А у них – сейчас. Тёплое, первовесеннее сейчас, в талом снеге, в грунтовых дорожках, в запахе свежих бинтов, в далёких пожарных сиренах и холодном ветре. В сумерках и лёгком табачном нагаре на пальцах. В румянце на коже. В блеске глаз. В улыбке, широкой и чистой. Пройдёт около двух десятков лет. И понурив плечи бывший солдат поздним вечером будет перебирать остатки старой, больной и потрёпанной памяти. И поглядывать на сухое, узкое запястье, где у большого пальца будет мелким шрифтом выбито коротко «Le të kalojmë te "ti"».

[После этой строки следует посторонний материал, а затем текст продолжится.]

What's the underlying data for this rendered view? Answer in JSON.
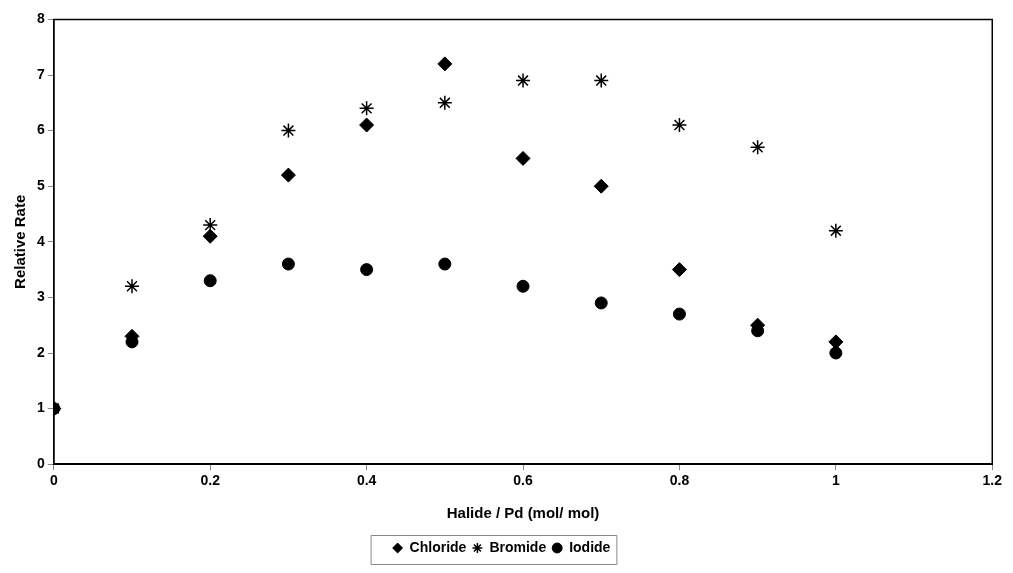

А пока время стояло на отметке далёких девяностых. Он широко улыбался, без стеснения показывая неровные, но белые как мел, зубы. Она улыбалась ему в ответ и переминалась в нетерпении с пятки на носок. Им потребовалось без малого три недели, две его неудачные попытки, пара довольно неуклюжих фраз, чтобы всё наконец получилось. Обратный отсчёт их времени, которого было так ничтожно мало, пошёл ровно с того момента, как она несмело взяла его за руку. С тех самых пор Лазарь пропал. И в тоже время обрёл вдруг смысл. Во всей этой войне, в отъездах и возвращениях. Чужие прелести тоски по дому теперь стали родными и для него. Больше он не шутил насчёт девчачьих слёз и прочей «романтичной сладости», с которой когда-то играл в довольно злую иронию. Он стал понимать, что такое «я боюсь» и «я не могу». Людей держал не страх погибнуть, пострадать или без вести пропасть, угодив прямо под снаряд где-нибудь в проклятой глубинке. Людей держал страх потерять то ценное, что они носили с собой, как благословение. Погибнуть, потерять эту Божью метку и навсегда утратить покой, оставшись теми самыми призраками на проводах. Теперь этот страх поселился и внутри него. Глубоко засел так, чтобы никто не видел, не слышал и не подозревал. Но с каждым днём, приближающим его выписку и скорый отъезд обратно, ближе к фронту, Лазарь думал о том, как этот страх будет хватать его за глотку холодной лапой в самый трудный момент, когда не нужно будет думать, нельзя будет бояться, когда придётся воевать. Но она всегда была рядом всё это время, дарила такой покой, какого никогда он даже выдумать себе не мог. Саша чувствовала его тревогу, но каждый раз, ощущая глубокий укол подстёгивающего времени и убегающих с календаря дат, спокойно клала ладони поверх его ни говоря ни слова. Такой простой жест. Обыкновенное прикосновение. Мимолётный спокойный взгляд. Всё это возвращало уверенность. Уверенность через «на зло». Пройду. Выстою. Доживу. Приеду. Одному Богу известно, как бы извернулась судьба Лукича, не встреть он её на своём пути. Пережил бы он эти бои. Смог бы перенести финальную бомбёжку под Белградом, глохнув от треска разрывных снарядов. Сумел бы он пройти через всё это хладнокровно, один? Смог бы, если бы не она? 

— …К тому же у нас впереди ещё почти целый месяц, а это совсем как маленькая жизнь.
— …Всего лишь месяц? Так мало?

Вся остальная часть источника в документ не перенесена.